Those walking into Matt Bettinelli-Olpin and Tyler Gillett’s Ready or Not hoping for a cinematic adaptation of The Delfonics’ 1968 classic ‘Ready or Not Here I Come (Can’t Hide from Love)’ might be disappointed. Others may be pleasantly surprised by this gory and mean stalk ‘n’ slash horror comedy, set entirely in a mansion full of secret corridors and deadly household items.
The setting alone already tells us that the film, like many other mansion-set horror movies before it (Clue and House on Haunted Hill come to mind), will indulge in at least some degree of class critique. Especially when said house is gloomy, dark and creaky, passed down from generation to generation, its walls covered in portraits of deceased family members. This concern with remembering and even preserving the past jumps out at Grace (Samara Weaving), visiting for the first time the family home of her soon-to-be husband Alex Le Domas (Mark O’Brien).
Rather more brash and sardonic than most horror heroines, Grace isn’t rich and does not fit in the world of the Le Domas family – one of manners, politeness, and barely concealed vanity. Refreshingly, however, the film blurs its good vs evil dynamic a little: in the same way that Grace, though dressed in white, isn’t an innocent or naive damsel, the family members reunited for the wedding do not exactly hide their unchecked neuroses or vile personalities. It isn’t impossible to imagine them all getting along the way most families do.
Instead, the film translates this inherent class difference between Grace and her in-laws into a more literal and unavoidable confrontation, in the form of a deadly game of hide-and-seek. The Le Domas family, which made its fortune from board games, bets its continued success on its faithfulness to a ludicrous tradition: every new member must randomly pick a game to play, and though not all of them involve murder, their version of hide-and-seek does.
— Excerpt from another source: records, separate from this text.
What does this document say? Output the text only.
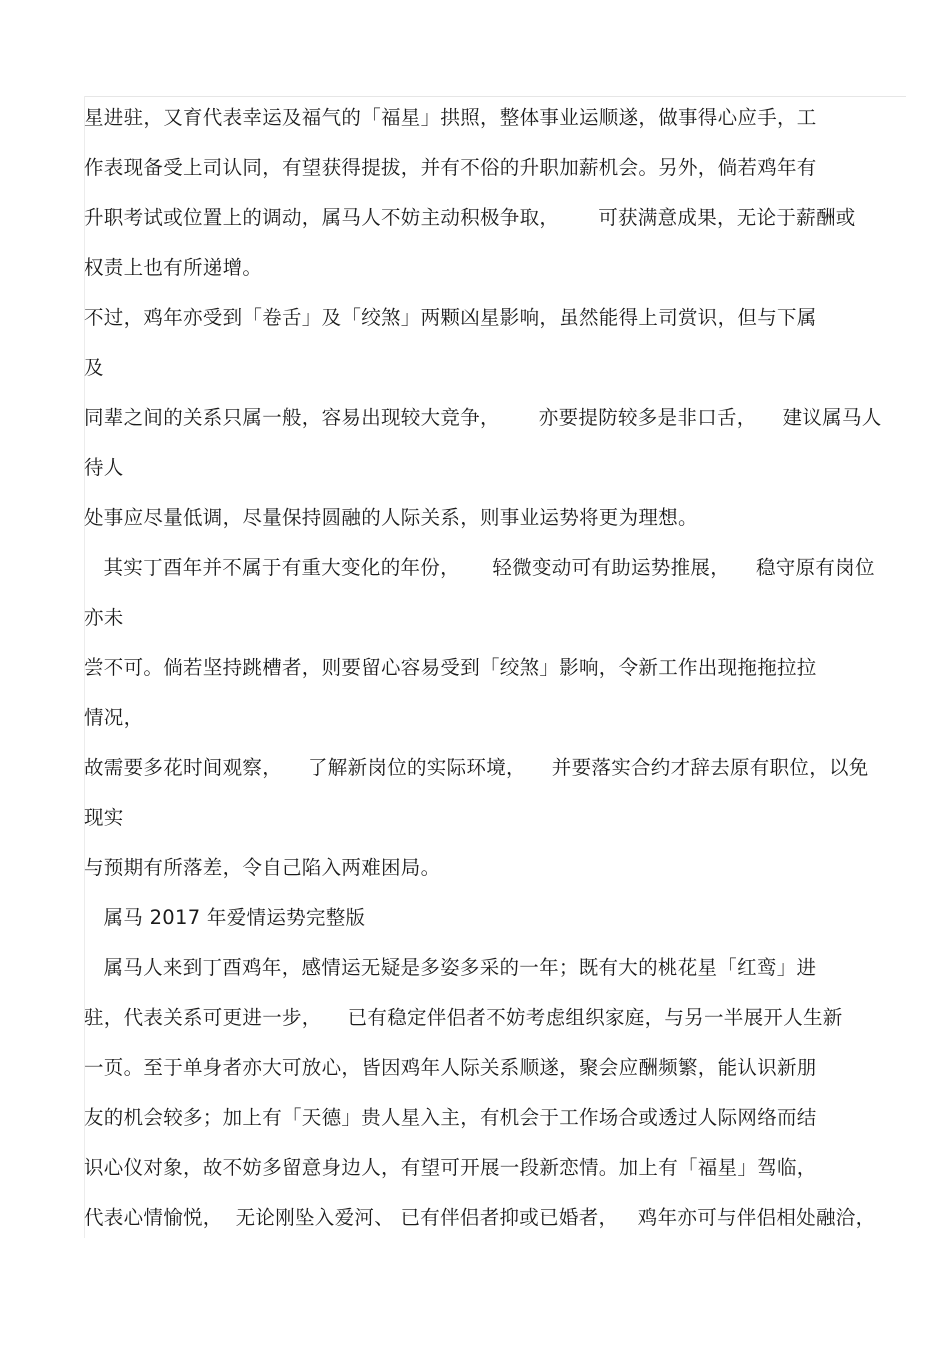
星进驻，又育代表幸运及福气的「福星」拱照，整体事业运顺遂，做事得心应手，工
作表现备受上司认同，有望获得提拔，并有不俗的升职加薪机会。另外，倘若鸡年有
升职考试或位置上的调动，属马人不妨主动积极争取，      可获满意成果，无论于薪酬或
权责上也有所递增。
不过，鸡年亦受到「卷舌」及「绞煞」两颗凶星影响，虽然能得上司赏识，但与下属
及
同辈之间的关系只属一般，容易出现较大竞争，      亦要提防较多是非口舌，    建议属马人
待人
处事应尽量低调，尽量保持圆融的人际关系，则事业运势将更为理想。
其实丁酉年并不属于有重大变化的年份，     轻微变动可有助运势推展，    稳守原有岗位
亦未
尝不可。倘若坚持跳槽者，则要留心容易受到「绞煞」影响，令新工作出现拖拖拉拉
情况，
故需要多花时间观察，    了解新岗位的实际环境，    并要落实合约才辞去原有职位，以免
现实
与预期有所落差，令自己陷入两难困局。
属马 2017 年爱情运势完整版
属马人来到丁酉鸡年，感情运无疑是多姿多采的一年；既有大的桃花星「红鸾」进
驻，代表关系可更进一步，    已有稳定伴侣者不妨考虑组织家庭，与另一半展开人生新
一页。至于单身者亦大可放心，皆因鸡年人际关系顺遂，聚会应酬频繁，能认识新朋
友的机会较多；加上有「天德」贵人星入主，有机会于工作场合或透过人际网络而结
识心仪对象，故不妨多留意身边人，有望可开展一段新恋情。加上有「福星」驾临，
代表心情愉悦，  无论刚坠入爱河、 已有伴侣者抑或已婚者，   鸡年亦可与伴侣相处融洽，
As Grace, secretly helped by Alex, escapes her hunters as best she can, the film opts for strategies more logical and realistic than surprisingly ingenious. Nothing Grace does strikes you as particularly imaginative, which feels a little odd and even somewhat disappointing when considering the wit of the dialogue. But this allows for a more visceral experience that gleefully and repeatedly delves into gore.
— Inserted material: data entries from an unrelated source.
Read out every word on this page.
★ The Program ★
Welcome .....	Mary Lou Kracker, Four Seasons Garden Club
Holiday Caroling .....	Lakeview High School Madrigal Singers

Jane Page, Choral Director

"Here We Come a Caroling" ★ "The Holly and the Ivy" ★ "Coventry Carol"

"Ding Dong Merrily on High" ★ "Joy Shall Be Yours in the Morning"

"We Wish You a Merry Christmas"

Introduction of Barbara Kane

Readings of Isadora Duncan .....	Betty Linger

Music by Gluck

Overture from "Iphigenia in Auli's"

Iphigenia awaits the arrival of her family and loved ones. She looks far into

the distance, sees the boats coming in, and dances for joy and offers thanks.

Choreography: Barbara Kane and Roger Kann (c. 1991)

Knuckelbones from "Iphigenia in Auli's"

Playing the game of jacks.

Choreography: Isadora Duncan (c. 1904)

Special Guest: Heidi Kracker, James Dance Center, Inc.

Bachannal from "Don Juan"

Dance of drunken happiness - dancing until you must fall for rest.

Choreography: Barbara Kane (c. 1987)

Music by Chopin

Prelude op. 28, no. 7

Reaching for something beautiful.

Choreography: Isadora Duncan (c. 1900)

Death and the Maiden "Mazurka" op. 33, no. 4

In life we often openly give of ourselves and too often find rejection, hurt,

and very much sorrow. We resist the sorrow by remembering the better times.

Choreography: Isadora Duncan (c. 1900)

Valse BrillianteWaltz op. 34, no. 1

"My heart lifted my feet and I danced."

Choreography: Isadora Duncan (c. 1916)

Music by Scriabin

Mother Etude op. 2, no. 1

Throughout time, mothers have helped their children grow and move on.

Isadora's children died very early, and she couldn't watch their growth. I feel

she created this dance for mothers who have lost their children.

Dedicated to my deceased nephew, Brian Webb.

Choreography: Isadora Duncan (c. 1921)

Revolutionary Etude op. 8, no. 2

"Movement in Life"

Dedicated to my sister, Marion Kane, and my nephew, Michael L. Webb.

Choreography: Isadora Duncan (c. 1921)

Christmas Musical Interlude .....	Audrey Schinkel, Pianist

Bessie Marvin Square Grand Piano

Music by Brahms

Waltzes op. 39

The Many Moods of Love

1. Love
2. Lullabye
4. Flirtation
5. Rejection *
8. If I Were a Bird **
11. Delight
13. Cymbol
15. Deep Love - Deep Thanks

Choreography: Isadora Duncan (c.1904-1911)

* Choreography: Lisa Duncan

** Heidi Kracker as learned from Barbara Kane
Grace does not gracefully escape from her hunters at all. Rather, she is put through the wringer, engaging in hand-to-hand combat, falling from heights, is stabbed and much more. This dark tone does not feel sadistic thanks to Weaving’s powerful, no-holds-barred interpretation, playing Grace as a woman simultaneously bewildered, terrified and desperate to stay alive. It also helps that, simply put and without spoiling the fun, the Le Domas’s have it much worse.
The film is a great showcase for all of its actors, though some characters are more straightforward clichés than the others. Adam Brody once again plays on his boy-next-door image with delightful results, as he so wonderfully did in Jennifer’s Body, while Andie MacDowell shines in a rare villainous role.
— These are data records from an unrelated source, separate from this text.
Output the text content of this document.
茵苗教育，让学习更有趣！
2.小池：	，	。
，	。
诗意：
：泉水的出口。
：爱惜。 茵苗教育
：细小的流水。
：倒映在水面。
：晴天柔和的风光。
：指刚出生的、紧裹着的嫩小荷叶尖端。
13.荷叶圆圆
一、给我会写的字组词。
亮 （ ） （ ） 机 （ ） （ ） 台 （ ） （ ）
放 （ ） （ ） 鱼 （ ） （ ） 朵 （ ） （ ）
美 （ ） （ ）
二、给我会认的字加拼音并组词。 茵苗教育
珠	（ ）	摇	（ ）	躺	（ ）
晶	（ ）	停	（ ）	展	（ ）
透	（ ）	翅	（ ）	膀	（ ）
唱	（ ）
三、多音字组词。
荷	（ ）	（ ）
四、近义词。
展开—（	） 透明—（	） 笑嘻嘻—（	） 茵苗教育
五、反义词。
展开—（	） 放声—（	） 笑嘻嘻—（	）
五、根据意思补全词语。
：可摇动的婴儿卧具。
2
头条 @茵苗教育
Weaving, meanwhile, commands the attention and is our lifeline across a film whose dark and not always inventive humour often threatens to become rather exhausting. Indeed, one may long for the more slow-burn thrills of human hunting classic The Most Dangerous Game or the stealth execution skills of Jean-Claude Van Damme in Hard Target. But somewhere in between these two films, the thrilling mix of dark sarcasm and body horror of Ready or Not still satisfies.